To be fair, the recipe I had my eye on – pudding pops – didn’t even call for my ice pop molds. It in fact called for wax-lined Dixie cups. Since I was only able to find the kiddie-sized paper kind used for bathroom dispensers and since I had found a whole six out of 10 ice pop molds, I decided to try out a few in cups and a few in the old pop molds just to see how they came out.
The recipe starts with good old-fashioned pudding. As I stood over the stove stirring and stirring, I realized I have never actually made pudding. Ever. Why didn’t someone tell me about this?! The recipe is so simple and straightforward that I only altered it the tiniest smidge by adding a little pure vanilla extract. I think deep chocolate flavor only gets better with a whisper of vanilla. (This is my barely tweaked version of the chocolate pudding pop.) From there, the pudding cools in the fridge before it’s spooned into molds, cups or if you’re me, both. I had the hardest time with this step. I just wanted to eat the pudding out of the bowl and call it a day. Good thing the camera stared me down and kept me honest otherwise you’d just be reading a lot of words and my guesses as to how these might work.
I don’t know about you, but I think the shape and container in which some things are served make a big difference. So I tried pops from both the Dixie cup batch as well as the mold batch. I enjoyed them equally.

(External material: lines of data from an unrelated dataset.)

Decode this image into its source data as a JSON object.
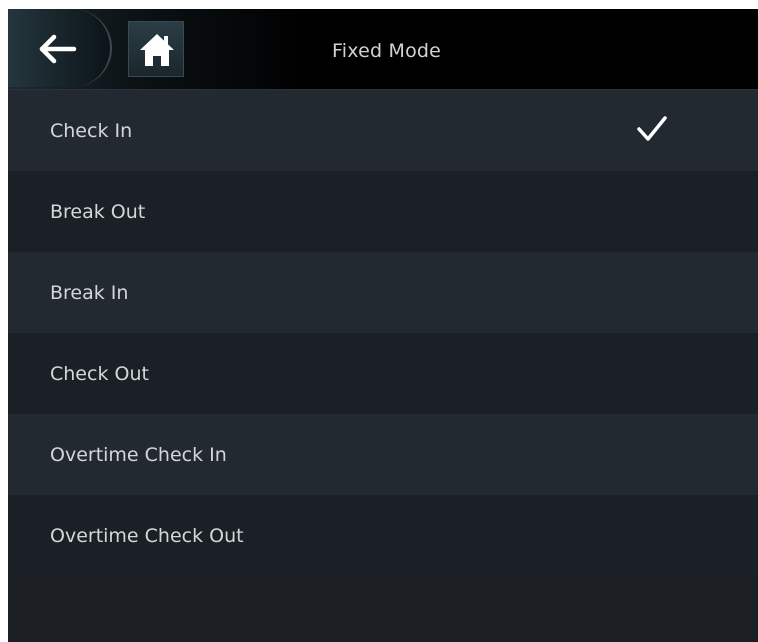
{
  "header": {
    "title": "Fixed Mode",
    "back_icon": "arrow-left-icon",
    "home_icon": "home-icon"
  },
  "modes": {
    "selected_index": 0,
    "items": [
      {
        "label": "Check In",
        "selected": true
      },
      {
        "label": "Break Out",
        "selected": false
      },
      {
        "label": "Break In",
        "selected": false
      },
      {
        "label": "Check Out",
        "selected": false
      },
      {
        "label": "Overtime Check In",
        "selected": false
      },
      {
        "label": "Overtime Check Out",
        "selected": false
      }
    ]
  },
  "colors": {
    "background": "#1b1f24",
    "row_alt": "#232930",
    "header": "#000000",
    "text": "#d3d7da",
    "check": "#ffffff"
  }
}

The Dixie cup portions were a tad smaller (about 3 ounces, compared to 4 ounces in the molds) but equally easy to eat. Both stayed on the stick until the last few melty bites. Is there anything more upsetting than losing that last little wedge to the porch floor?
I’d love to say I’ll be cranking out frozen desserts on sticks all summer long but I think we both know better. I will instead direct my energy towards checking out a few more childhood wonders, like mint meltaways from Fannie May. Remember those, fellow Chicagoans?
So who is getting this book anyway? Enter to win a signed copy of Jennifer’s book by telling me below which nostalgic treat you’d love to make in your own kitchen. I’ll use a random number generator to pick the winner next week!
06.27.14 UPDATE! The winner of the book “Treat Yourself” is Irina (lucky number 3!). Congrats, Irina and enjoy.